Ways and Means Committee, US Legislative Branch

Ways and Means Committee, US Legislative Branch (Photo credit: Wikipedia)

After writing my previous post I watched UPw/Steve Kornacki onMSNBC Sunday and he had his own response to the Apple hearing.  Perhaps that last post was already more than you want to know about reforming corporate taxes, but those who find the topic interesting should find Kornacki’s panel discussion worthwhile to watch here.  Scroll down the clips shown toward the left to find it.

For those who don’t want to bother, here are a few points made that add to or enhance what I wrote.   As it turns out, Matthew Yglesias, who I mentioned in my post, was on this panel and he made the case again for changing the focus away from additional corporate taxes and on to individuals, such as corporate executives and shareholders.  For one thing, individuals cannot so easily pretend to be “based” in Ireland.

Adding perspective, Ylan Mui of the Washington Post  pointed out that the government takes in far more money from individual taxes than corporate ones (about one trillion from the former to about 240 billion from the latter in 2012).

While Yglesias is a liberal, his idea is not the common liberal position which is to just charge corporations higher taxes, with the Congressional Progressive Caucus wanting taxes on all corporate profits made overseas the same as income earned here.

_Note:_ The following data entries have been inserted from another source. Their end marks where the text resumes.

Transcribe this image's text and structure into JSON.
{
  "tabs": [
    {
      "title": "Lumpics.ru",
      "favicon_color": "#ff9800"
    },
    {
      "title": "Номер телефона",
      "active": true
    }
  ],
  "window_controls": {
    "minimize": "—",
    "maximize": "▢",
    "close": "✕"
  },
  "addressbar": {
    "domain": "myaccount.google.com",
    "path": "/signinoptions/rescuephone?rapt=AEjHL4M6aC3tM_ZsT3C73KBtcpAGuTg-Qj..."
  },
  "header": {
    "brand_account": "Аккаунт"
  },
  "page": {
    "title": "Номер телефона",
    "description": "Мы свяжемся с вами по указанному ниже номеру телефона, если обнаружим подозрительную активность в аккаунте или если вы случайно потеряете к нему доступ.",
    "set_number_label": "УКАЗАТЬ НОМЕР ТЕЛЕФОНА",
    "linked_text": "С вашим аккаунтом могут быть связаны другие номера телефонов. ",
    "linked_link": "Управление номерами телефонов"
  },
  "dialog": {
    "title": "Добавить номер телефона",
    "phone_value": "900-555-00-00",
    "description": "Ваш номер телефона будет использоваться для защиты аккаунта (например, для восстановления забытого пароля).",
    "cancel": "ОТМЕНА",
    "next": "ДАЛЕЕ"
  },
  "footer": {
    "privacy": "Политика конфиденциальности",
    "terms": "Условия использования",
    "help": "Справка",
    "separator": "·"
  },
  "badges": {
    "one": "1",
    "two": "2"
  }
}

In contrast, the conservative position, as indicated in the previous post, is to reduce taxes on corporate earnings abroad to entice their return here as opposed to making a home in Ireland or wherever.

Steve Kornacki suggested President Obama’s position includes lowering taxes on foreign earned money in exchange for closing some corporate loopholes.  Obviously, there are various ways to mix and match reforms.  The question is whether any soup will pass a sufficiently collective Congressional taste test.

One problem is what “facts” can be agreed upon as a place to start?   The Right always emphasizes our official corporate tax rate (35% to 38% or so)  as being the highest in the world, even though the “effective rate” is more like 25% (or judged even less by many liberals).  While the Right always points to  that official rate, the Left and most journalists covering the topic emphasize the effective rate and that it varies greatly from company to company.  As Frank Clemente of Citizens for Tax Justice pointed out on the show, 30 of our largest companies paid no federal income tax between 2008 to 2010 (many of them profiting from a deal made as part of the stimulus plan).

As you can see, this is a tough topic to get a handle on let alone for Congress to do anything about.   Still, the House Ways and Means Committee recently came up with a 568 page report on various tax options, and the Apple story along with I. R. S. mismanagement of those tax exemption requests might help keep the embers of possible reform alive.

Having some roots in the usually barren ground of the House of Representatives might help.